Why are query, key, and value all set to the same value?

Question

Why are query, key, and value all set to the same value?

SanJoseCosta opened this issue 2 years ago · 2 comments

Multi-head self-attention output (`tf.keras.layers.MultiHeadAttention` ).

attn_output = self.mha(
    query=x,  # Query Q tensor.
    value=x,  # Value V tensor.
    key=x,  # Key K tensor.
    attention_mask=attention_mask, # A boolean mask that prevents attention to certain positions.
    training=training, # A boolean indicating whether the layer should behave in training mode.
    )

Answer 1 · 2022-10-01T17:35:24.000Z

Also, result when running notebook section "Test the decoder layer:"

TypeError: Exception encountered when calling layer "decoder_layer_1" (type DecoderLayer).

call() got an unexpected keyword argument 'use_causal_mask'

Answer 2 · 2022-10-03T18:53:06.000Z

Why are query, key, and value all set to the same value?

Because this mha-layer is doing self attention. Each location in x provides a query, a key and a value.

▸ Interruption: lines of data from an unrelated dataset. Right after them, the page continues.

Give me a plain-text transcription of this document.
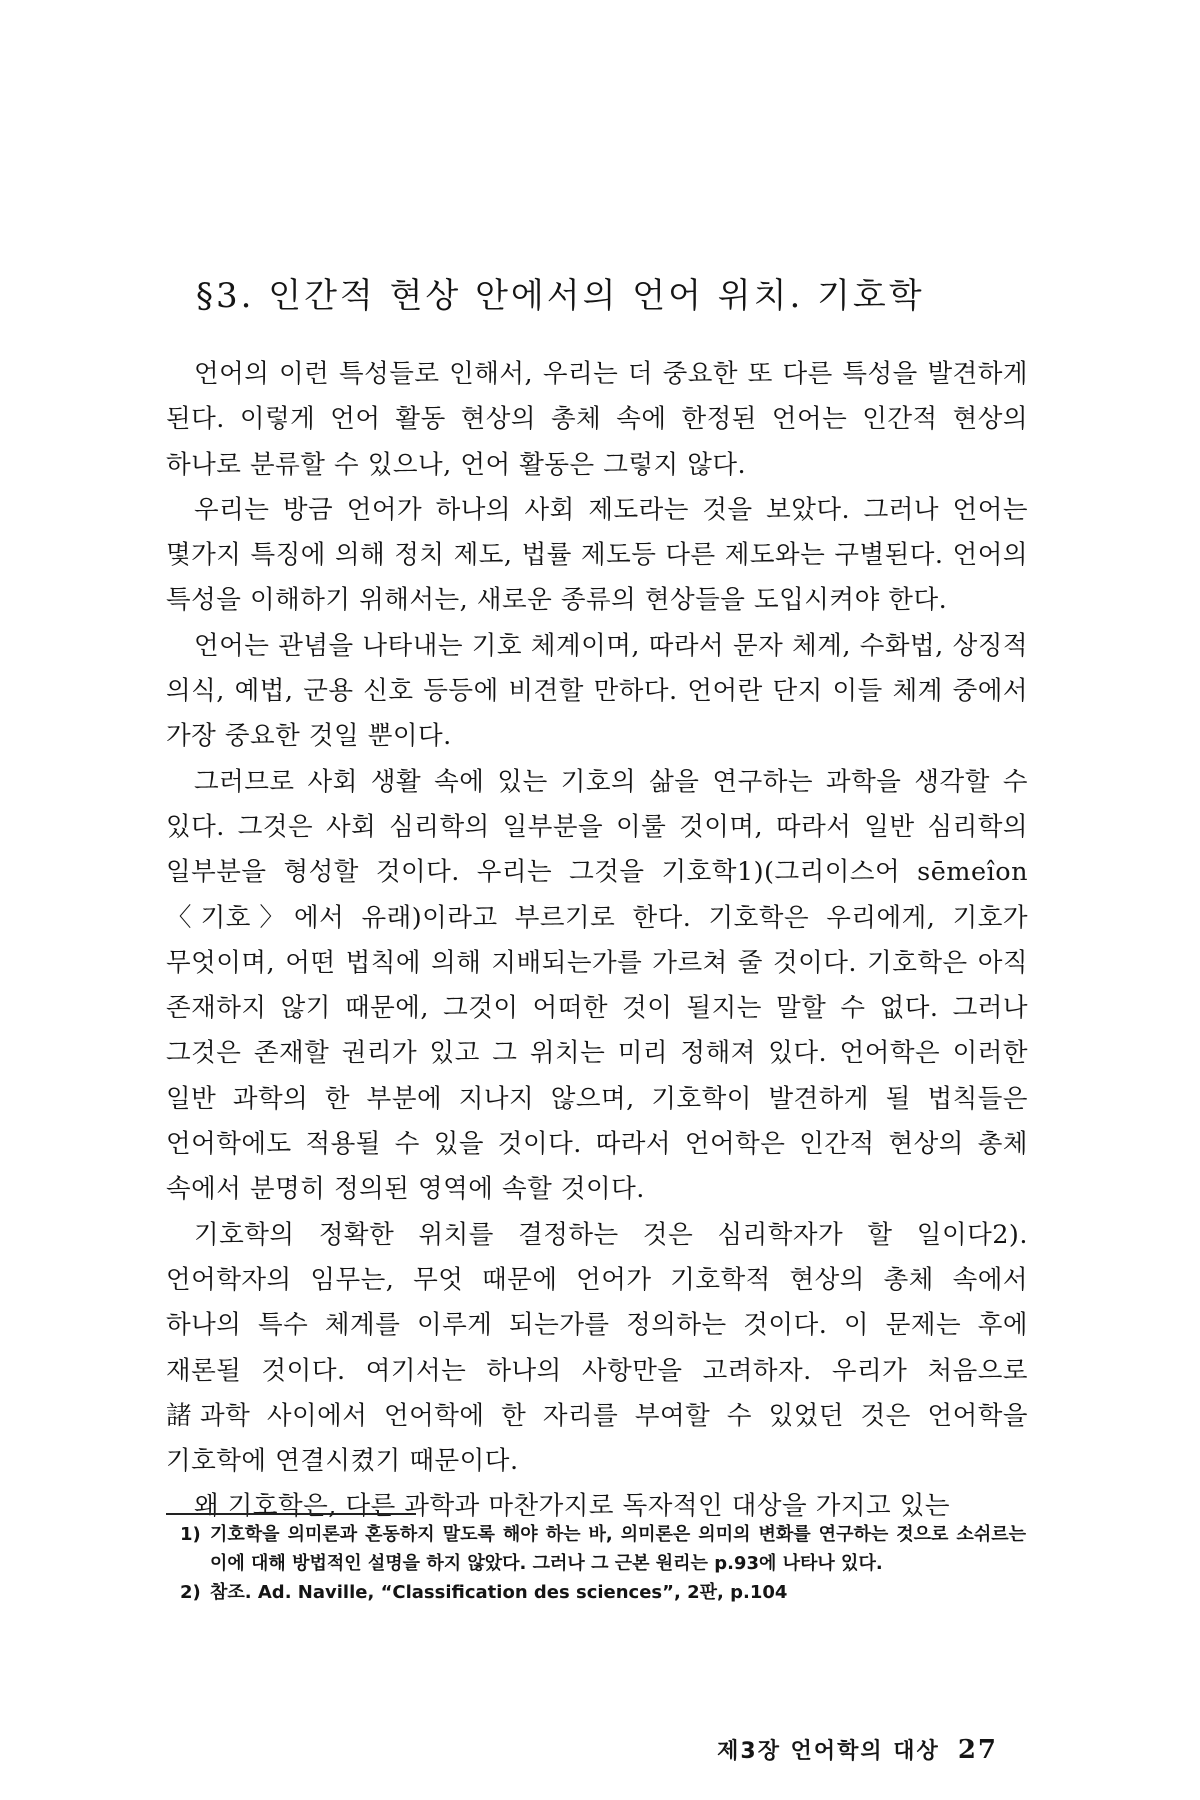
§3. 인간적 현상 안에서의 언어 위치. 기호학

언어의 이런 특성들로 인해서, 우리는 더 중요한 또 다른 특성을 발견하게 된다. 이렇게 언어 활동 현상의 총체 속에 한정된 언어는 인간적 현상의 하나로 분류할 수 있으나, 언어 활동은 그렇지 않다.

우리는 방금 언어가 하나의 사회 제도라는 것을 보았다. 그러나 언어는 몇가지 특징에 의해 정치 제도, 법률 제도등 다른 제도와는 구별된다. 언어의 특성을 이해하기 위해서는, 새로운 종류의 현상들을 도입시켜야 한다.

언어는 관념을 나타내는 기호 체계이며, 따라서 문자 체계, 수화법, 상징적 의식, 예법, 군용 신호 등등에 비견할 만하다. 언어란 단지 이들 체계 중에서 가장 중요한 것일 뿐이다.

그러므로 사회 생활 속에 있는 기호의 삶을 연구하는 과학을 생각할 수 있다. 그것은 사회 심리학의 일부분을 이룰 것이며, 따라서 일반 심리학의 일부분을 형성할 것이다. 우리는 그것을 기호학1)(그리이스어 sēmeîon〈기호〉에서 유래)이라고 부르기로 한다. 기호학은 우리에게, 기호가 무엇이며, 어떤 법칙에 의해 지배되는가를 가르쳐 줄 것이다. 기호학은 아직 존재하지 않기 때문에, 그것이 어떠한 것이 될지는 말할 수 없다. 그러나 그것은 존재할 권리가 있고 그 위치는 미리 정해져 있다. 언어학은 이러한 일반 과학의 한 부분에 지나지 않으며, 기호학이 발견하게 될 법칙들은 언어학에도 적용될 수 있을 것이다. 따라서 언어학은 인간적 현상의 총체 속에서 분명히 정의된 영역에 속할 것이다.

기호학의 정확한 위치를 결정하는 것은 심리학자가 할 일이다2). 언어학자의 임무는, 무엇 때문에 언어가 기호학적 현상의 총체 속에서 하나의 특수 체계를 이루게 되는가를 정의하는 것이다. 이 문제는 후에 재론될 것이다. 여기서는 하나의 사항만을 고려하자. 우리가 처음으로 諸과학 사이에서 언어학에 한 자리를 부여할 수 있었던 것은 언어학을 기호학에 연결시켰기 때문이다.

왜 기호학은, 다른 과학과 마찬가지로 독자적인 대상을 가지고 있는

1) 기호학을 의미론과 혼동하지 말도록 해야 하는 바, 의미론은 의미의 변화를 연구하는 것으로 소쉬르는 이에 대해 방법적인 설명을 하지 않았다. 그러나 그 근본 원리는 p.93에 나타나 있다.
2) 참조. Ad. Naville, “Classification des sciences”, 2판, p.104
제3장 언어학의 대상 27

There are Dense in the mha that project from the vectors in x to q,k,v vectors..
So this looks funny but it's really "make q, k, and v each from x".

TypeError: Exception encountered when calling layer "decoder_layer_1" (type DecoderLayer).

This feature was only added in tensorflow-2.10. Check your TensorFlow version.

Multi-head self-attention output (tf.keras.layers.MultiHeadAttention ).

Multi-head self-attention output (`tf.keras.layers.MultiHeadAttention` ).